More Ammunition for Social Workers to Encourage Exercise
New study results from the University of Kansas bolster the adage that “heart healthy is brain healthy.” The investigation shows neighborhoods that motivate walking can stave off cognitive decline in older adults. Easy-to-walk communities resulted in better outcomes both for physical health – such as lower body mass and blood pressure – and cognition (such as better memory) in the 25 people with mild Alzheimer’s disease and 39 older adults without cognitive impairment. According to University of Kansas Assistant Professor of Clinical Psychology Amber Watts “when the environment presents challenges that are reasonable and within a person’s ability level, it keeps our bodies and minds healthy.” “We need that stimulation. With regard to the complexity of neighborhood street layouts – for example, the number of turns required getting from point A to point B – our results demonstrate that more complex neighborhoods are associated with preserved cognitive performance over time. We think this may be because mental challenges are good for us. They help keep us active and working at that optimal level instead of choosing the path of least resistance.”

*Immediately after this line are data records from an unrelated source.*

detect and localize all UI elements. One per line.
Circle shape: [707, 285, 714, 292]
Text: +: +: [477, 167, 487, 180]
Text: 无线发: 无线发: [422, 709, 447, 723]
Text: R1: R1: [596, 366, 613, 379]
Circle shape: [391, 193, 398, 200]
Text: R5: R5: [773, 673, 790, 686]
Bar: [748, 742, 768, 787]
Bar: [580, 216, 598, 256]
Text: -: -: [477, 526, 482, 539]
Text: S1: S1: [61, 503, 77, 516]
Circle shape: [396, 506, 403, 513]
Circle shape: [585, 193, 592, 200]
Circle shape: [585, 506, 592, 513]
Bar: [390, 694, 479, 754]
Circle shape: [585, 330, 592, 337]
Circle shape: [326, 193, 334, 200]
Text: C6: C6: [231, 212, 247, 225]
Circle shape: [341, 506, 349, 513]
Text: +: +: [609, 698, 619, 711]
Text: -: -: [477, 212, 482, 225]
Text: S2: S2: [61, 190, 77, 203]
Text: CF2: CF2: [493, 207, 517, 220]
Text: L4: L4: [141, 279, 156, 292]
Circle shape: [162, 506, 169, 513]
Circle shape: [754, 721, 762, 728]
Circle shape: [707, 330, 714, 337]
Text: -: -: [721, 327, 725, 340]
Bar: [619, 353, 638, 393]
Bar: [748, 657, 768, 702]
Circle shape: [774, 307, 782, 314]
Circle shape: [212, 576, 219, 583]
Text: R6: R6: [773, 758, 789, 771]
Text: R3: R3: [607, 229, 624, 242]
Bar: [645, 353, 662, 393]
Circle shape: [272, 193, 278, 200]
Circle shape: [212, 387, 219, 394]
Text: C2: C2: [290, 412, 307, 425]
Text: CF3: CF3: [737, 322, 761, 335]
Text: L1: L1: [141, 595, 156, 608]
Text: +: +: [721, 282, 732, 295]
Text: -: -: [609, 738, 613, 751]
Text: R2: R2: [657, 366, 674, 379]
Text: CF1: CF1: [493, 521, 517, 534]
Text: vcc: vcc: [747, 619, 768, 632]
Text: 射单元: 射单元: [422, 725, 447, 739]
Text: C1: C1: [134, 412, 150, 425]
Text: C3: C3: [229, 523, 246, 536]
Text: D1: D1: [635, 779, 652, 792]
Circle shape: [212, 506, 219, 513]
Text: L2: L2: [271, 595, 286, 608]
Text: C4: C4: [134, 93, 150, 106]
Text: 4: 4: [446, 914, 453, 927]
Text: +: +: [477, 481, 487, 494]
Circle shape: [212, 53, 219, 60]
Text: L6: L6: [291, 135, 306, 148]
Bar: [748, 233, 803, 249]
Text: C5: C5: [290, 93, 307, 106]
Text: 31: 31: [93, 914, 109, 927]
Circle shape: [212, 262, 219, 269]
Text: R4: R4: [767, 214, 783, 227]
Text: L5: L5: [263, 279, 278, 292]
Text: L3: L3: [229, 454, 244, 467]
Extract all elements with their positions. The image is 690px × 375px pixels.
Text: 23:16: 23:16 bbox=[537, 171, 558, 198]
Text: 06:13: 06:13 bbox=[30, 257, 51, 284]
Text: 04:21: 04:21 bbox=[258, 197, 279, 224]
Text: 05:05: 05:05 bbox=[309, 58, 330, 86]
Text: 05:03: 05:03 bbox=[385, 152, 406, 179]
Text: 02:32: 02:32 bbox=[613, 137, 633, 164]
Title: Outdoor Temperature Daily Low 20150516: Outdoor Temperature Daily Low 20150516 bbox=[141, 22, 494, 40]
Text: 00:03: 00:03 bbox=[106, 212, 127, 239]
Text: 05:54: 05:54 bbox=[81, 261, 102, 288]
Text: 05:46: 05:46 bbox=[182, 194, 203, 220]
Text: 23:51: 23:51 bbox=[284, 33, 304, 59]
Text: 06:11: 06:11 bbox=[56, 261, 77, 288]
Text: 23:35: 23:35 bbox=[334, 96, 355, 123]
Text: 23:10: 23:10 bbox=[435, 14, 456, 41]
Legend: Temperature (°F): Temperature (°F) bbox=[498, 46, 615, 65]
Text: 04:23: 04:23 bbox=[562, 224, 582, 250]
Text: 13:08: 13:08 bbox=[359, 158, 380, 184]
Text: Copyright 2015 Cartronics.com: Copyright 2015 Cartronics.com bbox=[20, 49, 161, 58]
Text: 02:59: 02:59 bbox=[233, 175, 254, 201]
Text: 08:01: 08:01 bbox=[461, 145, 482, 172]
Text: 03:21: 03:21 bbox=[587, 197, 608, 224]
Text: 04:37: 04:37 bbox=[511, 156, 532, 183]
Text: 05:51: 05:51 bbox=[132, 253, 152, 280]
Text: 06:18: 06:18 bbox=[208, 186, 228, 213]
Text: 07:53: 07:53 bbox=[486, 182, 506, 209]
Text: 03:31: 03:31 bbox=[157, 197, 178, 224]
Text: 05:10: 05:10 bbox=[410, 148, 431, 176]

Although these findings were the result of a study of seniors living at home, undoubtedly, the same theory translates for seniors residing in independent and assisted care communities. The study found that intricate community layouts might help to keep cognition sharp, rather than serve as a source of confusion in older adults. While we certainly recognize the desirability of wellness programs and the importance of exercise, the Kansas studies offers interesting insights into the importance of simply walking to and from meals and other activities.